林路时理所当然道:“拿了全年级第一难道不值得一个奖励么。”
祝吟接过盒子,突然有点愧疚了,抬眼看他:“那你之前拿了那么多第一,我也没给你送礼物。”
“我不一样。”他微微摇头。
“哪不一样?”
“我是经常拿,就没有特殊性了,但这不是你上高中来第一次么。

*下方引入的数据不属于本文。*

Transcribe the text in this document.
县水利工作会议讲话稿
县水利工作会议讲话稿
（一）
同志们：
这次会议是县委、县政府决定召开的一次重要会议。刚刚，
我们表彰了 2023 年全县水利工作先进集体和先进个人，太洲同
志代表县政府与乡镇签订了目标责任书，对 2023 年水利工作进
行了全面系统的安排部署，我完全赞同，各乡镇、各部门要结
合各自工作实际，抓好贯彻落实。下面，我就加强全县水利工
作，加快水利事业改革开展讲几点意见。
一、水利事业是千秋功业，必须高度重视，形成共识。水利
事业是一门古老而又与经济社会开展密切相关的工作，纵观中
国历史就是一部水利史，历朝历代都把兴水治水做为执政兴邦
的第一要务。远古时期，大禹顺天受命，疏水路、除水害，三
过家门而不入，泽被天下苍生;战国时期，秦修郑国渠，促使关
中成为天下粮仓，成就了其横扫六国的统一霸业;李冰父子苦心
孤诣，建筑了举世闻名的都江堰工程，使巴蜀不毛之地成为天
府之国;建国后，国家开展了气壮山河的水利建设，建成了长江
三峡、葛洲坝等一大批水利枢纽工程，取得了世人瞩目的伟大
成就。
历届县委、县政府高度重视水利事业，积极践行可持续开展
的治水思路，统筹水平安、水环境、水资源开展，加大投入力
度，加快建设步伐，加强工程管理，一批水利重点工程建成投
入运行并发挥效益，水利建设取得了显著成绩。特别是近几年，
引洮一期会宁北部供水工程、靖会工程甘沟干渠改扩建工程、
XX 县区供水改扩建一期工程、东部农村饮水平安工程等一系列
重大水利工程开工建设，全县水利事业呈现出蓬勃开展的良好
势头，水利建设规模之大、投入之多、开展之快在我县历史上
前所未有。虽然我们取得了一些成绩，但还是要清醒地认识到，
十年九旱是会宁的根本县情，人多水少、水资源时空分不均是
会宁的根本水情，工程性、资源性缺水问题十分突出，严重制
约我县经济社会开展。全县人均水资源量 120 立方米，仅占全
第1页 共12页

”林路时开始慢悠悠解释,低下头,和祝吟齐平视线。
路灯的微光映在她眼睛里,亮亮的,林路时轻声笑了笑:“庆祝你超过了我。”
祝吟:?
哪有人被超过了还这么开心的?这对吗?
被林路时这么盯着,她有些不好意思,直接别过头,小声嘟囔着:“我那是让着你。”
林路时不予回复,也不知道是不是默认接受了这个说法。
祝吟拿起盒子仔细看了一眼,发现是她很喜欢的一个品牌的拼图。她一直很喜欢收集这些,觉得拼起来很解压,有时候一拼就是一整天。
林路时送她的这个还是限量发售的,她原本想抢的,但是忘记了时间,没想到他居然买来了。
“可惜今天拼不了了,”祝吟有些遗憾地说,“等周末放假的时候拼吧。”
林路时试探着问:“就一天假,拼的完吗?”
“当然了!”祝吟立即扬了扬下巴,“我是谁啊,这对我来说简直是小意思。”
她可是有多年经验的,对自己的拼图速度有着绝对的自信。
林路时叹了口气,决定不拐弯抹角了:“我的意思是,我想和你一起拼。”
“啊?”
祝吟难得卡壳。
“哦,”过了会儿,她补充了一句,“到时候我去你家找你就是了。”
周日,祝吟在林路时家客厅的地摊上拼图。
阳光透过落地窗,刚好洒在他们面前。一个人拼有一个人拼的好处,两个人拼也有两个人拼的乐趣。
祝吟提前把拼图分好类,这样速度会快不少。
进度到一半时,林路时将一块拼图按进正确的位置,拇指用了点力气,他忽然开口,视线还落在地面上:“你最近话变少了。”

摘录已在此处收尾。